Paul Schofield, a former Scientologist who spent 13 years supervising the Narconon Australasia programs, said while Narconon presented itself as filling a gap in rehabilitation services, its main goal was to recruit people into Scientology.

Former clients of the program were pressured to stay on as counsellors and become “part of the Scientology spiderweb”, Mr Schofield said.

“What they were doing was delivering Scientology to people who had a drug problem.”

An Australian Church of Scientology spokeswoman said Narconon used founder L. Ron Hubbard’s drug rehabilitation methodology, but denied that the centre delivered Scientology teachings to its residents. She defended Narconon’s drug-free approach to treatment.

“Harm reduction has one viewpoint on how to deal with addictions. This is not the model Narconon follows. Narconon works, and people who want a program where they can get off drugs without the use of drugs go to Narconon.”

Harm Reduction Australia chief executive Gino Vumbaca said he was concerned the rehabilitation facility seemed “to develop a program based on the ideology of Scientology first, not on evidence”.

Mr Vumbaca said Narconon’s abstinence-based approach would not work for everyone and could do more harm than good.

“If you just say you need to be abstinent to access this program … then you’re going to lose a lot of people, you’re going to have a lot of people harmed and potentially die as well,” he said.

Mr Vumbaca said research and evidence was needed to determine whether treatment methods are effective and safe in the long term.

“Some people may benefit from it – that doesn’t mean it’s good,” he said.

He said the private drug sector needed more regulatory scrutiny.

“We’re talking about very vulnerable people here, and we’re talking about, often, very desperate family members.

The Church of Scientology in Australia has previously been accused in the media of crimes, including forced abortion and child abuse, details of which were read into the federal parliamentary record by then-Senator Nick Xenophon in 2009.

Mr Xenophon, who argued against the church’s tax-exempt status, told The Age the church’s business model was “ruthless” and questioned whether the program was a “Venus flytrap” for Scientology recruitment.

There is huge demand for rehabilitation services in Australia. Some 200,000 to 230,000 Australians received drug and alcohol treatment in 2019, but demand was estimated to be as high as 755,557, a 2019 study found. The number of drug overdose deaths in Victoria increased faster than the rate of population growth over the decade to 2019.
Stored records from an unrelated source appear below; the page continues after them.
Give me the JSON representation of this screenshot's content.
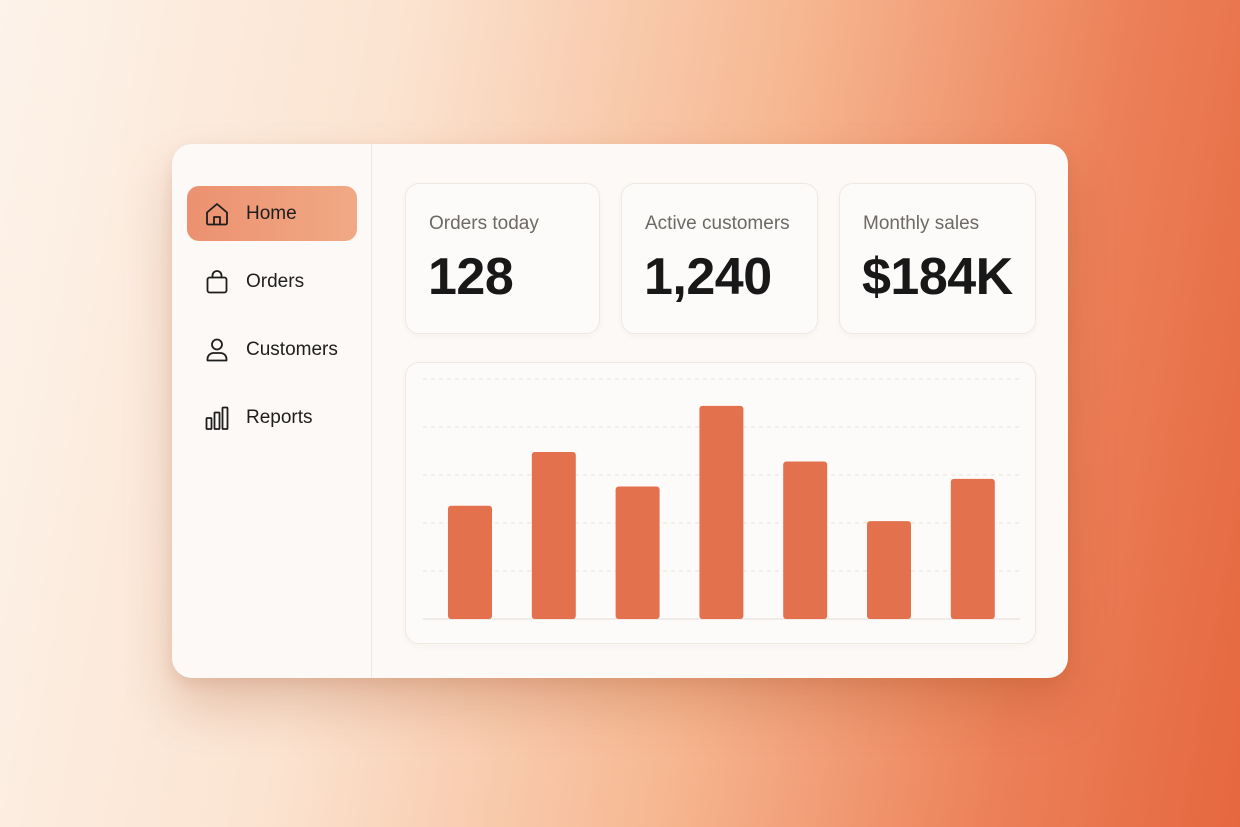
{
  "sidebar": {
    "items": [
      {
        "label": "Home",
        "icon": "home-icon",
        "active": true
      },
      {
        "label": "Orders",
        "icon": "shopping-bag-icon",
        "active": false
      },
      {
        "label": "Customers",
        "icon": "user-icon",
        "active": false
      },
      {
        "label": "Reports",
        "icon": "bar-chart-icon",
        "active": false
      }
    ]
  },
  "stats": [
    {
      "label": "Orders today",
      "value": "128"
    },
    {
      "label": "Active customers",
      "value": "1,240"
    },
    {
      "label": "Monthly sales",
      "value": "$184K"
    }
  ],
  "colors": {
    "accent": "#e4714e",
    "active_nav": "#ee9b78",
    "card_background": "#fdfbf9"
  },
  "chart_data": {
    "type": "bar",
    "values": [
      59,
      87,
      69,
      111,
      82,
      51,
      73
    ],
    "ylim": [
      0,
      125
    ],
    "grid": true
  }
}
The shortage of treatment facilities and places has created a market for programs such as Narconon, according to a senior psychologist who spoke to The Age on condition of anonymity.

“There’s a dearth of these facilities that creates an opening, not only for Narconon but for others, to create a market for their services. Narconon is one of the symptoms of that problem.”

Mrs Millington, who has campaigned for increased government funding for rehabilitation facilities in western Victoria, thinks “the government should be throwing more money at rehabs”.

This story is co-published with The Age.

If you or anyone you know needs support you can call Lifeline on 13 11 14 or Beyond Blue on 1300 224 636.

*Note: This story updates a previous version, clarifying that judges do not actively refer individuals to particular programs.